IRISH SODA BREAD MUFFINS 
1 c. plus 2 tbsp. all purpose flour
1 1/2 oz. uncooked old-fashioned oats
2 tbsp. granulated sugar
1 tsp. baking soda
2 tbsp. plus 2 tsp. butter
1/2 c. dark raisins
3/4 c. buttermilk
1 egg

Preheat oven to 375 degrees. In medium bowl combine first 4 ingredients. Using a pastry blender, cut in butter until mixture resembles coarse crumbs; stir in raisins.

In small mixing bowl beat together buttermilk and egg; stir into flour mixture until moistened.

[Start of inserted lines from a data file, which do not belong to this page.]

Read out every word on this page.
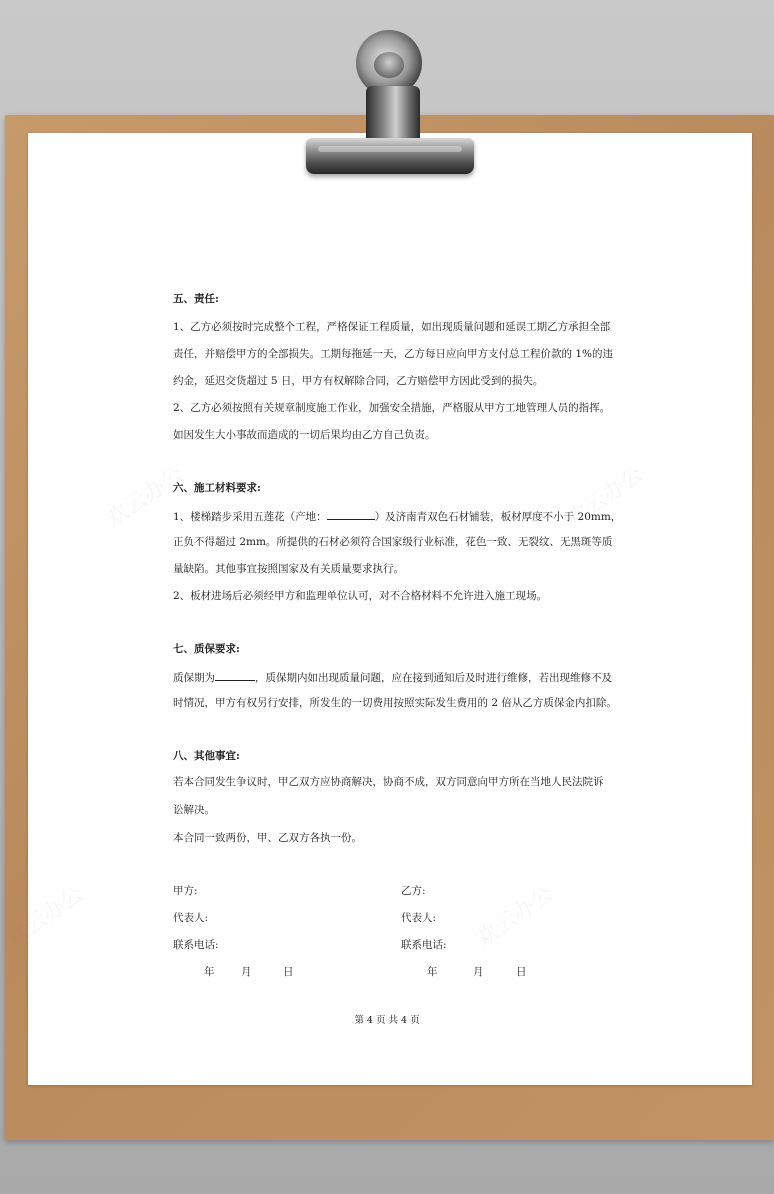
欢云办公	欢云办公
欢云办公	欢云办公
五、责任:
1、乙方必须按时完成整个工程，严格保证工程质量，如出现质量问题和延误工期乙方承担全部
责任，并赔偿甲方的全部损失。工期每拖延一天，乙方每日应向甲方支付总工程价款的 1%的违
约金，延迟交货超过 5 日，甲方有权解除合同，乙方赔偿甲方因此受到的损失。
2、乙方必须按照有关规章制度施工作业，加强安全措施，严格服从甲方工地管理人员的指挥。
如因发生大小事故而造成的一切后果均由乙方自己负责。
六、施工材料要求:
1、楼梯踏步采用五莲花（产地：	）及济南青双色石材铺装，板材厚度不小于 20mm，
正负不得超过 2mm。所提供的石材必须符合国家级行业标准，花色一致、无裂纹、无黑斑等质
量缺陷。其他事宜按照国家及有关质量要求执行。
2、板材进场后必须经甲方和监理单位认可，对不合格材料不允许进入施工现场。
七、质保要求:
质保期为	，质保期内如出现质量问题，应在接到通知后及时进行维修，若出现维修不及
时情况，甲方有权另行安排，所发生的一切费用按照实际发生费用的 2 倍从乙方质保金内扣除。
八、其他事宜:
若本合同发生争议时，甲乙双方应协商解决，协商不成，双方同意向甲方所在当地人民法院诉
讼解决。
本合同一致两份，甲、乙双方各执一份。
甲方:	乙方:
代表人:	代表人:
联系电话:	联系电话:
年	月	日	年	月	日
第 4 页 共 4 页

Spray eight 2 1/2 inch non-stick muffin pan cups with non-stick cooking spray. Fill each cup with an equal amount of batter (about 2 tablespoons) and partially fill remaining cups with water (this will prevent pan from burning and/or warping). Bake for 15-20 minutes (until muffins are lightly browned and a toothpick, inserted in center, comes out dry). Transfer muffins to wire rack and let cool 5 minutes.

These muffins can be wrapped in plastic freezer wrap and store in the freezer. Then thaw at room temperature as you need them. Enjoy a muffin at breakfast with a dollop of reduced-calories strawberry spread, some fresh fruit, and a cup of tea or reduced-calorie cocoa.